Esso è illegittimo: 1) se è avvenuto contro la volontà del genitore o dell’ente titolare della responsabilità genitoriale sul minore (e dunque affidatario o coaffidatario); 2) e se detto diritto fosse effettivamente esercitato al momento del trasferimento.
La domanda di rimpatrio, da presentarsi entro un anno dall’ illecito trasferimento, può essere disattesa solo laddove si dimostri che il ritorno arrecherebbe al minore un grave pregiudizio. All’oggetto del procedimento attivato ai sensi della Convenzione o del Regolamento è estranea qualsivoglia questione relativa al merito dell’affidamento. Essa potrà essere sottoposta al giudice territorialmente competente una volta ripristinata, ai sensi della Convenzione o del Regolamento, la situazione di fatto illegittimamente mutata e cioè attuato il rimpatrio.

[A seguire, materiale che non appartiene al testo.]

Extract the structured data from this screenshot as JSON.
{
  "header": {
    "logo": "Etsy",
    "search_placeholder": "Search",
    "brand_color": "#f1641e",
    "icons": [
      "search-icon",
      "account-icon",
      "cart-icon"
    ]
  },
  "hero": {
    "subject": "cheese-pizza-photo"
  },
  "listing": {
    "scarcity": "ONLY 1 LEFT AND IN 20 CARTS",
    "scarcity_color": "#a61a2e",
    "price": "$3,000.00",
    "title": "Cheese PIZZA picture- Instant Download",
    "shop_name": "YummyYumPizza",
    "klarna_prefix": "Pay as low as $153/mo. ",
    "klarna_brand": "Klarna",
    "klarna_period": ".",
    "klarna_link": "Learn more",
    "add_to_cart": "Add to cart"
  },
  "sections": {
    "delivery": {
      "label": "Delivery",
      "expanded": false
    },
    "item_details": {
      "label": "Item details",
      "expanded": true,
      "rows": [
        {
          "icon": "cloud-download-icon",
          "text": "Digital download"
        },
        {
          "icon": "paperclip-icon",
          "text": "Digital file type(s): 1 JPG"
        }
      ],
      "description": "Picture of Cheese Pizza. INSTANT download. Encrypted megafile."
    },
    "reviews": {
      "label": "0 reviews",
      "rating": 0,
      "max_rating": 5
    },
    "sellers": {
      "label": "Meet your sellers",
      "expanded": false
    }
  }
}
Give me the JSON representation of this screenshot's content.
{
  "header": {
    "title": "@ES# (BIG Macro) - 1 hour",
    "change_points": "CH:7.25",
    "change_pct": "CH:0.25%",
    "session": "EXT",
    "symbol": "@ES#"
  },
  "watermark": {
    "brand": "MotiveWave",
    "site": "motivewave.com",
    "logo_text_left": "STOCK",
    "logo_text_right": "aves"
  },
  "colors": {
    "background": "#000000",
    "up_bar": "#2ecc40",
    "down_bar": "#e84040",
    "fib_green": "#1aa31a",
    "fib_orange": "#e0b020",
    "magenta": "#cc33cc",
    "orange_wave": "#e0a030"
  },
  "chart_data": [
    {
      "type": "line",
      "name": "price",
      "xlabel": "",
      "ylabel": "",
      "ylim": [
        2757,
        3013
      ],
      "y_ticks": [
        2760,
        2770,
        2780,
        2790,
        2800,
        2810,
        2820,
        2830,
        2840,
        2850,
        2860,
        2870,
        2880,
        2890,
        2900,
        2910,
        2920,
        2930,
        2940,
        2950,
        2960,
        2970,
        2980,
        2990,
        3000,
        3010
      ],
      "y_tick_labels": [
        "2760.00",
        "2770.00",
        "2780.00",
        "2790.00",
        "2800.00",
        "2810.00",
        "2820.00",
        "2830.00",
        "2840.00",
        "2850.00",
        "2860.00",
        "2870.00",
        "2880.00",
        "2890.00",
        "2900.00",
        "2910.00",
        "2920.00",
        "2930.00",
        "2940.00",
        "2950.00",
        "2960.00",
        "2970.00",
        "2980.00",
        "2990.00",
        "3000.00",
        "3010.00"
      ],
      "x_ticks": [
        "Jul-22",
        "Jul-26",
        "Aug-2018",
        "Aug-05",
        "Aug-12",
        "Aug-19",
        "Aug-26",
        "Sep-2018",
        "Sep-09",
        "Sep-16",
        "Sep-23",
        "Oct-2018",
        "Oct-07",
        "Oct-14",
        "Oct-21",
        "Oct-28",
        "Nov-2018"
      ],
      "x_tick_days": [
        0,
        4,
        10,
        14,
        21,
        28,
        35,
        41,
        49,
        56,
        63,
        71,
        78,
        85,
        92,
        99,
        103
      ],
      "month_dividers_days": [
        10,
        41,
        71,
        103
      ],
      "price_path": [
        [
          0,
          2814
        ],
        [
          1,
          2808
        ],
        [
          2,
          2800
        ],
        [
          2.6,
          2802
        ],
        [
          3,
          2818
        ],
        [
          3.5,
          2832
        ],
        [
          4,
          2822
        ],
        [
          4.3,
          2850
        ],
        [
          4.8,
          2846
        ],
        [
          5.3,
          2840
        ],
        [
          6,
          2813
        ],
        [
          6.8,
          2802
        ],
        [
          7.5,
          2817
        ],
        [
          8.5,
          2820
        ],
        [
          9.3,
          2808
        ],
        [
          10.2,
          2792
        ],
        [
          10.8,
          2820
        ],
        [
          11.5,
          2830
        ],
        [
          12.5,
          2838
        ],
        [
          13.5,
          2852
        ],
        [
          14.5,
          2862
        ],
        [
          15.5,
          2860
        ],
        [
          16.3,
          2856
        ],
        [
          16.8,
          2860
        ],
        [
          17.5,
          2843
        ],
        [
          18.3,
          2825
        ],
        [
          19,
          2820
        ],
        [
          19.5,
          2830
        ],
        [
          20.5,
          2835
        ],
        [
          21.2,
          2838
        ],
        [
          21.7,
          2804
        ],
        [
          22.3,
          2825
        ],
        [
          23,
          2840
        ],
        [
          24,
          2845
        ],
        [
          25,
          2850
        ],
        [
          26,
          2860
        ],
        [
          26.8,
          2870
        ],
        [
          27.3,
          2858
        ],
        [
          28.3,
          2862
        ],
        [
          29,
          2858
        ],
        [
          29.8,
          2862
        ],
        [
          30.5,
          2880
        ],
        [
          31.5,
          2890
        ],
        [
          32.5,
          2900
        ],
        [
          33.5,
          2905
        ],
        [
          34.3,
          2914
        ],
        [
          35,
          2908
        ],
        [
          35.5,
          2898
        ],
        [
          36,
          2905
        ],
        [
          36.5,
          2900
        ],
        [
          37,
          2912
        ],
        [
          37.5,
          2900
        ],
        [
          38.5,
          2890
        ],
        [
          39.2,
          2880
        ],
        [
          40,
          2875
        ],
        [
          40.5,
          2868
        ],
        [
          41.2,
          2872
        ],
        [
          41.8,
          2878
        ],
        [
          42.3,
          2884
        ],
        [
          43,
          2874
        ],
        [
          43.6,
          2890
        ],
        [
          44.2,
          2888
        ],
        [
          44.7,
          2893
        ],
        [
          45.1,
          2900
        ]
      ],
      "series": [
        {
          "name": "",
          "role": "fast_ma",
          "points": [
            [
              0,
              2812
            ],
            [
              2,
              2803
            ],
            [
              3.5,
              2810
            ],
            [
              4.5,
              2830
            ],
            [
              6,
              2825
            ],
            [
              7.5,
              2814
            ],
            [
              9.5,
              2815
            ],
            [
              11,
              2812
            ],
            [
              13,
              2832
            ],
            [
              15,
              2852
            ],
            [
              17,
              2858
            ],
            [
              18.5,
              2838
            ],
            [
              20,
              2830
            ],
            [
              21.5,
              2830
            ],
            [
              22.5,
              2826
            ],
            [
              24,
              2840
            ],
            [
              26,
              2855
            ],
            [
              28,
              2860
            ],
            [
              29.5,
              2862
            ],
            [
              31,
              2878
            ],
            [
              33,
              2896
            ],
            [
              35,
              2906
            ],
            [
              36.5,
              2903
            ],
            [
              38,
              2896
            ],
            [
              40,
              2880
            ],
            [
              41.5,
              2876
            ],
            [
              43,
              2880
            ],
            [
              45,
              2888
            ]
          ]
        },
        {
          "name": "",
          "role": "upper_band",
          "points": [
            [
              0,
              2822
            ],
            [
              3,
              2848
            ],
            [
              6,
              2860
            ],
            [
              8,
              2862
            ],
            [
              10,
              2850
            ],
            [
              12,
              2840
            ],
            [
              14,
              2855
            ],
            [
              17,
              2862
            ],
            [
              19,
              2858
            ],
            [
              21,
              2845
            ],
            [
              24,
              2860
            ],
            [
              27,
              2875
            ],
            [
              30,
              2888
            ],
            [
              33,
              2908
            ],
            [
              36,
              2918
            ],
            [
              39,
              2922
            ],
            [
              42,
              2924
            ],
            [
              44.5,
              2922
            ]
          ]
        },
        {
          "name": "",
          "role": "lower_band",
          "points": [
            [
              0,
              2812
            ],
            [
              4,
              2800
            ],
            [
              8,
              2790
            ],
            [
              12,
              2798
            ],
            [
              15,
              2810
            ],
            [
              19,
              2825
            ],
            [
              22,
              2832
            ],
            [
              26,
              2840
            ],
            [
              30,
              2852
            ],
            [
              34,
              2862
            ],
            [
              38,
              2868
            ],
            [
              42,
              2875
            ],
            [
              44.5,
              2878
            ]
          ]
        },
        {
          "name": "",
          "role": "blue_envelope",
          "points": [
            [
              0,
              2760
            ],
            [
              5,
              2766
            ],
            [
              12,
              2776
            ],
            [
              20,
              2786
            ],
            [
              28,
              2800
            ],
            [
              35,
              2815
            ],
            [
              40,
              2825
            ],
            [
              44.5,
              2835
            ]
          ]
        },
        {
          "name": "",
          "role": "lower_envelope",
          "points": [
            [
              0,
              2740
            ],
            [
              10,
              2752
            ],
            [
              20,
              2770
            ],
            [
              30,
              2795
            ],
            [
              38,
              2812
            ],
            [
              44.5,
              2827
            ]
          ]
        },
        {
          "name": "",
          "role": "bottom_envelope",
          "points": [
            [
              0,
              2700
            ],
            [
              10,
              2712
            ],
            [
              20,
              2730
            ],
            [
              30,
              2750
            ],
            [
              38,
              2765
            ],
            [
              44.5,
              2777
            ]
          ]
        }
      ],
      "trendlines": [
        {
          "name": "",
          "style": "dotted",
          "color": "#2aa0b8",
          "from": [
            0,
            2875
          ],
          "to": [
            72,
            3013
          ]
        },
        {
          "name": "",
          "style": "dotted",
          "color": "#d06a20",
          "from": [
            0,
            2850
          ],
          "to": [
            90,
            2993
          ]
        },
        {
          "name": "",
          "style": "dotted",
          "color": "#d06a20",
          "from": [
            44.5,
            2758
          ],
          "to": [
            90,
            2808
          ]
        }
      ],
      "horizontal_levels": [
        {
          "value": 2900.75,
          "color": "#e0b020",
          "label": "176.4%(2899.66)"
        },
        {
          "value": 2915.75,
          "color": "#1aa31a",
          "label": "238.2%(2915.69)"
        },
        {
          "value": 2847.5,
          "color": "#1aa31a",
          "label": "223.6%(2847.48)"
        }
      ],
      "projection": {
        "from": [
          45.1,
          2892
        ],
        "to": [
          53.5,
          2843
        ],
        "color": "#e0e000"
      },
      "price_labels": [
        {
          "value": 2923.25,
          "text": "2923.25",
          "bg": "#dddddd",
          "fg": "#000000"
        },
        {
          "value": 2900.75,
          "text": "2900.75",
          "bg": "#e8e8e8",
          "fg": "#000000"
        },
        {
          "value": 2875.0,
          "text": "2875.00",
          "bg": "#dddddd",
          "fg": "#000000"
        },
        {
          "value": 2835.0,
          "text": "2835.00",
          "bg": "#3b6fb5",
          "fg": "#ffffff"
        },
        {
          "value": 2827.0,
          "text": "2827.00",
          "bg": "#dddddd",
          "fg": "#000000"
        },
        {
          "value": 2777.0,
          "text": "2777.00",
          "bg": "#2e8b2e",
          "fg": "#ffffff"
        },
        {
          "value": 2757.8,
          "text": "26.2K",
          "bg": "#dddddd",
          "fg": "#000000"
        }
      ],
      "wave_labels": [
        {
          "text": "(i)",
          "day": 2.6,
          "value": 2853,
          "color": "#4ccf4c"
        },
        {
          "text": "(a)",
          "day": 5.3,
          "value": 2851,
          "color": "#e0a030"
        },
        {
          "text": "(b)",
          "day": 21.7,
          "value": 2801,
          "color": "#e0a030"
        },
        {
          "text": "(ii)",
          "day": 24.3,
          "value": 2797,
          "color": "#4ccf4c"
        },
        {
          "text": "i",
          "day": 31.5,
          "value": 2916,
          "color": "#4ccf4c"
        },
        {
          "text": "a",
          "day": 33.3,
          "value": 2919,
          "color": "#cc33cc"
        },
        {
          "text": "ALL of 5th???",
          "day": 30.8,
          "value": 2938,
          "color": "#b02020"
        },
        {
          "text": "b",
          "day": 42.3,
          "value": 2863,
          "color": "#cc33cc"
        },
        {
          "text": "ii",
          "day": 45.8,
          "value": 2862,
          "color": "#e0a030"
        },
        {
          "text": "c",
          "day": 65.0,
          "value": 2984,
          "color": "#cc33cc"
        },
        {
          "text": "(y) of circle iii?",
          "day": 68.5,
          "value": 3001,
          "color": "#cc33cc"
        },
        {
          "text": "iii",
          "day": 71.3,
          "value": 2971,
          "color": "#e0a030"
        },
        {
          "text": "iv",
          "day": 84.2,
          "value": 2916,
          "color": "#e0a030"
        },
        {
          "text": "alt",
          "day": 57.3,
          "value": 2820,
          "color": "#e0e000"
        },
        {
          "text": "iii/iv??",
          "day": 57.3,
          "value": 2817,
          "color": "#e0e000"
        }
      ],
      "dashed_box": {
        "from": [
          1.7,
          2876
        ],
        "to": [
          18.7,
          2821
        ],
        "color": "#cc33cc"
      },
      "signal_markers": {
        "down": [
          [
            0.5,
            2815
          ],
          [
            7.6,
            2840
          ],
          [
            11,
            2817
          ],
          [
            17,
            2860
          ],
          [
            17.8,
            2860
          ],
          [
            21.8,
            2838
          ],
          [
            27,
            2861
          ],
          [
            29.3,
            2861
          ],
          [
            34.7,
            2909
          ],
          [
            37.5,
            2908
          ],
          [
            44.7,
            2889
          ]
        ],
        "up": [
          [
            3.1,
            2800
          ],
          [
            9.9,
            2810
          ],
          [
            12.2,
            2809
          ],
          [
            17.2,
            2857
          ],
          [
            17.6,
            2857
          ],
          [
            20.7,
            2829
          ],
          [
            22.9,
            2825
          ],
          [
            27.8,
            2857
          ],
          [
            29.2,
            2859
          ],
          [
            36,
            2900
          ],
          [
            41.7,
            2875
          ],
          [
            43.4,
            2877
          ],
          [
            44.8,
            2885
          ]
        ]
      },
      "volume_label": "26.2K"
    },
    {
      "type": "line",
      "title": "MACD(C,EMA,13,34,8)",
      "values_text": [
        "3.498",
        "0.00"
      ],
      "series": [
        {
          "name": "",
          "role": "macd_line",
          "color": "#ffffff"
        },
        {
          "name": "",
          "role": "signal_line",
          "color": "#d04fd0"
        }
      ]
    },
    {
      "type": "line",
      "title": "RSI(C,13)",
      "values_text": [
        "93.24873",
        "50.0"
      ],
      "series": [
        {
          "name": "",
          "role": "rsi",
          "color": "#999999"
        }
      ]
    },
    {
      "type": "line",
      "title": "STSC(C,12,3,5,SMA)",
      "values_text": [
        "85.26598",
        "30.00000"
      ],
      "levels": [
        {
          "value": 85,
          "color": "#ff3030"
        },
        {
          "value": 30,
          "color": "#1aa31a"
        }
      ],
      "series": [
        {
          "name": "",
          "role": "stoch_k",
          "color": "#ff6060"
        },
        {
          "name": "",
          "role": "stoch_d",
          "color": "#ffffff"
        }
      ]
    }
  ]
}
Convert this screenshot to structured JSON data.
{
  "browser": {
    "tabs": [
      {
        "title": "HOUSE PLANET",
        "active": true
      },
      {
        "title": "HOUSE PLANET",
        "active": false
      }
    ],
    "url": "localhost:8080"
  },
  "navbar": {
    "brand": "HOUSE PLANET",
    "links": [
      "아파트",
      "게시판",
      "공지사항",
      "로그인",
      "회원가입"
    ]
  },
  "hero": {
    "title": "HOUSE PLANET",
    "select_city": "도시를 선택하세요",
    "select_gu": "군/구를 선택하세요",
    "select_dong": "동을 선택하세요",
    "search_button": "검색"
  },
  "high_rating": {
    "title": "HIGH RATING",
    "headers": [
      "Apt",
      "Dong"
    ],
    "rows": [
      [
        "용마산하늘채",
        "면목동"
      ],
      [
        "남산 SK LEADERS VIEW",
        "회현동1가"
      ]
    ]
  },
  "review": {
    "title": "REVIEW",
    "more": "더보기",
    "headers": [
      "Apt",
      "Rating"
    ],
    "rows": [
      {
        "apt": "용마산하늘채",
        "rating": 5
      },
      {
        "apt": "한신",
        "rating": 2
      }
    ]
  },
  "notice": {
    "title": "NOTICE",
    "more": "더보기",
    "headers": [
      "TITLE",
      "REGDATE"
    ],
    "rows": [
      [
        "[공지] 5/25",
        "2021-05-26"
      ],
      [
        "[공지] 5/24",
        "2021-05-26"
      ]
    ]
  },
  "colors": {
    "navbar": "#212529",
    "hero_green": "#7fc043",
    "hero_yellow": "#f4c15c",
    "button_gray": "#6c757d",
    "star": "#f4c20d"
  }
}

Chi è il genitore collocatario?
L’affidamento condiviso non comporta né una convivenza della prole con entrambi i genitori, né una condivisione paritaria dei tempi trascorsi da ciascun genitore con i figli: esso di contro, indipendentemente dalla spartizione tra i genitori dei tempi di frequentazione con il figlio, mira alla maggiore responsabilizzazione di entrambi i genitori nell’allevare la prole, secondo una linea educativa condivisa, nell’obiettivo comune di favorire la sua crescita psico-fisica .
Per genitore collocatario, invece, nozione non contenuta in alcuna norma giuridica ma di elaborazione dottrinale e giurisprudenziale, deve intendersi il genitore presso il quale il minore vive stabilente, quello presso il quale il minore svolge la parte prevalente delle sue giornate, quale punto di maggiore riferimento dal punto di vista relazionale con le cose che gli appartengono.
Da questo punto di vista le modalità di frequentazione del minore con i genitori devono garantire a quest’ultimo la conservazione di rapporti significativi anche con il genitore non collocatario.